Befangenheit liegt vor, wenn ein Richter an eine Rechtssache nicht mit voller Unvoreingenommenheit und Unparteilichkeit herantritt, somit eine Hemmung zu unparteiischer Entscheidung durch sachfremde psychologische Motive gegeben ist. Auch wenn grundsätzlich schon der Anschein einer Befangenheit genügt, so setzt ein solcher voraus, dass konkrete Umstände dargetan werden, die geeignet erscheinen, aus der Sicht eines objektiven Beurteilers die volle Unbefangenheit des betreffenden Richters aus persönlichen Gründen in Zweifel zu ziehen (RIS Justiz RS0096914; RS0096880). Das Vertreten einer, sei es auch in der Rechtsprechung abgelehnten, Rechtsmeinung bildet im Allgemeinen keinen Ablehnungsgrund.

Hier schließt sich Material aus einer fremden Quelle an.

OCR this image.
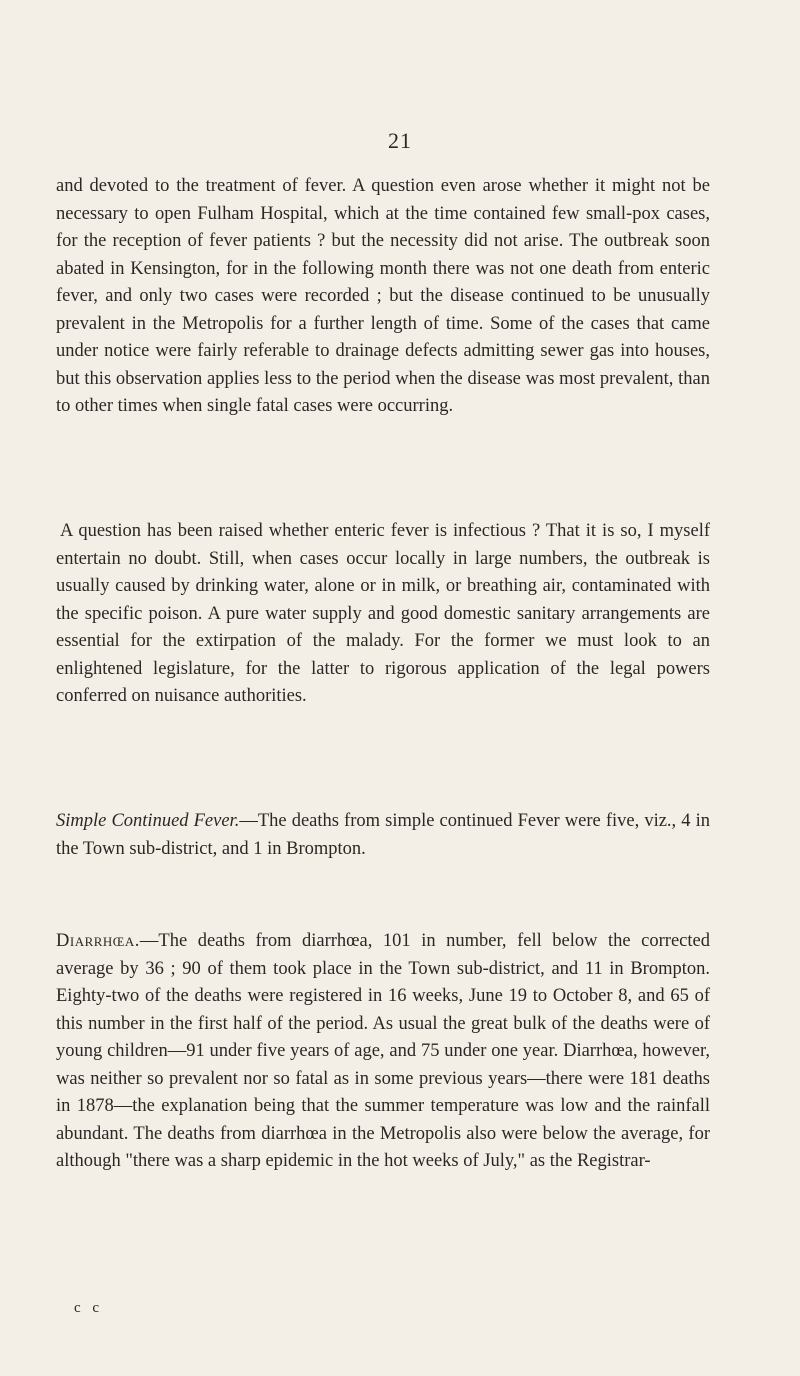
21

and devoted to the treatment of fever. A question even arose whether it might not be necessary to open Fulham Hospital, which at the time contained few small-pox cases, for the reception of fever patients ? but the necessity did not arise. The outbreak soon abated in Kensington, for in the following month there was not one death from enteric fever, and only two cases were recorded ; but the disease continued to be unusually prevalent in the Metropolis for a further length of time. Some of the cases that came under notice were fairly referable to drainage defects admitting sewer gas into houses, but this observation applies less to the period when the disease was most prevalent, than to other times when single fatal cases were occurring.

A question has been raised whether enteric fever is infectious ? That it is so, I myself entertain no doubt. Still, when cases occur locally in large numbers, the outbreak is usually caused by drinking water, alone or in milk, or breathing air, contaminated with the specific poison. A pure water supply and good domestic sanitary arrangements are essential for the extirpation of the malady. For the former we must look to an enlightened legislature, for the latter to rigorous application of the legal powers conferred on nuisance authorities.

Simple Continued Fever.—The deaths from simple continued Fever were five, viz., 4 in the Town sub-district, and 1 in Brompton.

Diarrhœa.—The deaths from diarrhœa, 101 in number, fell below the corrected average by 36 ; 90 of them took place in the Town sub-district, and 11 in Brompton. Eighty-two of the deaths were registered in 16 weeks, June 19 to October 8, and 65 of this number in the first half of the period. As usual the great bulk of the deaths were of young children—91 under five years of age, and 75 under one year. Diarrhœa, however, was neither so prevalent nor so fatal as in some previous years—there were 181 deaths in 1878—the explanation being that the summer temperature was low and the rainfall abundant. The deaths from diarrhœa in the Metropolis also were below the average, for although "there was a sharp epidemic in the hot weeks of July," as the Registrar-

c c
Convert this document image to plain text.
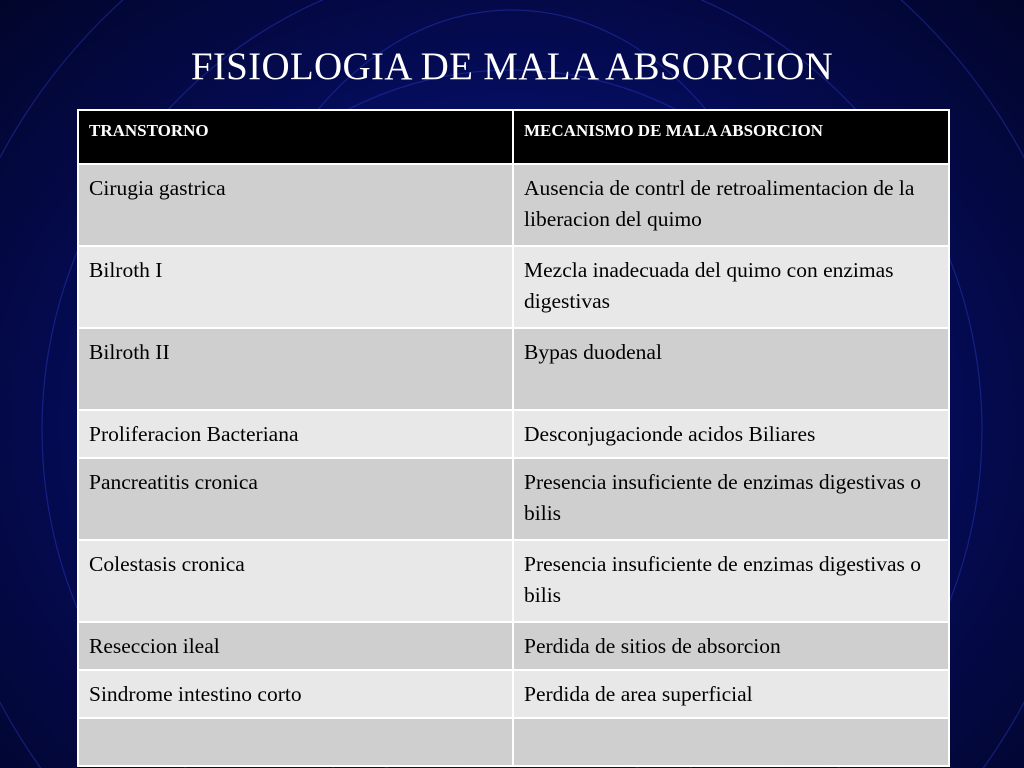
FISIOLOGIA DE MALA ABSORCION
TRANSTORNO	MECANISMO DE MALA ABSORCION
Cirugia gastrica	Ausencia de contrl de retroalimentacion de la liberacion del quimo
Bilroth I	Mezcla inadecuada del quimo con enzimas digestivas
Bilroth II	Bypas duodenal
Proliferacion Bacteriana	Desconjugacionde acidos Biliares
Pancreatitis cronica	Presencia insuficiente de enzimas digestivas o bilis
Colestasis cronica	Presencia insuficiente de enzimas digestivas o bilis
Reseccion ileal	Perdida de sitios de absorcion
Sindrome intestino corto	Perdida de area superficial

Ebenso ist es kein Ablehnungsgrund, wenn der Richter schon eine bestimmte Rechtsansicht in einem Rechtsstreit geäußert (RIS Justiz RS0045916; s auch RS0111290) oder in Form wissenschaftlicher Abhandlungen veröffentlicht hat (RIS Justiz RS0045916 [T2] = 4 Ob 36/89). Eine Besorgnis der Befangenheit liegt erst dann vor, wenn der abgelehnte Richter zu erkennen gegeben hätte, dass er nicht bereit wäre, seine damals vertretene Rechtsansicht erneut selbstkritisch zu überprüfen und gegebenenfalls seine Meinung zu ändern (RIS Justiz RS0036155).
Nach diesen Grundsätzen gibt der Umstand, dass sich Hofrat K***** wenn auch nicht im Sinne der Antragsteller bereits literarisch zu den rechtlichen und faktischen Gegebenheiten beim Vollzug der Offenlegungspflichten nach den §§ 277 ff UGB geäußert hat, keinen Grund zur Annahme, dass er sich bei einer Entscheidung über das Rechtsmittel der Antragsteller von sachfremden Motiven leiten lassen könnte. Der Ablehnungsantrag bietet auch keine Anhaltspunkte dafür, dass er aufgrund seiner Publikation keine Bereitschaft mehr hätte, unter dem Eindruck des Rechtsmittels seine Rechtsansicht erneut kritisch zu überprüfen und gegebenenfalls seine Meinung zu ändern.
Dem steht ohne einer inhaltlichen Auseinandersetzung mit dem Revisionsrekursvorbringen zu den Offenlegungspflichten vorzugreifen auch die einzige von den Ablehnungswerbern angeführte Publikation von Hofrat K***** („*****“, *****) nicht entgegen: Es ist nicht zu erkennen, warum es unsachlich wäre, im Umstand, dass die Hälfte der Unternehmen ihre Bilanzen entgegen ihrer gesetzlichen Verpflichtung nicht publiziert, Effizienzdefizite im Vollzug und „weiteren Handlungsbedarf“ zu sehen. Die Beschreibung der gesetzlichen Verschärfung der Offenlegungspflichten („Für die Offenlegungspflicht verletzende Gesellschaften weht aufgrund der Novellierung des § 283 UGB durch das PuG sowie der neueren Judikaturentwicklung ein deutlich rauerer Wind“) hat primär publizistisch deskriptiven, allenfalls auch warnenden Charakter. Die vermeintliche Befangenheit von Hofrat K***** ist nicht daraus ableitbar.
Bereits im Beschluss des Obersten Gerichtshofs vom , AZ 6 Nc 18/11x, wurde überdies dargelegt, dass die Ablehnungswerber auch jeglichen Nachweis für ihre Behauptung schuldig geblieben sind, es widerspreche der Rechtsprechung des EGMR, von einer Partei den unmöglichen Beweis zu verlangen, dass ein Richter zu erkennen gegeben hätte, dass er nicht bereit wäre, seine Rechtsansicht erneut selbstkritisch zu überprüfen und gegebenenfalls seine Meinung zu ändern.
Dem Ablehnungsantrag ist daher ein Erfolg zu versagen.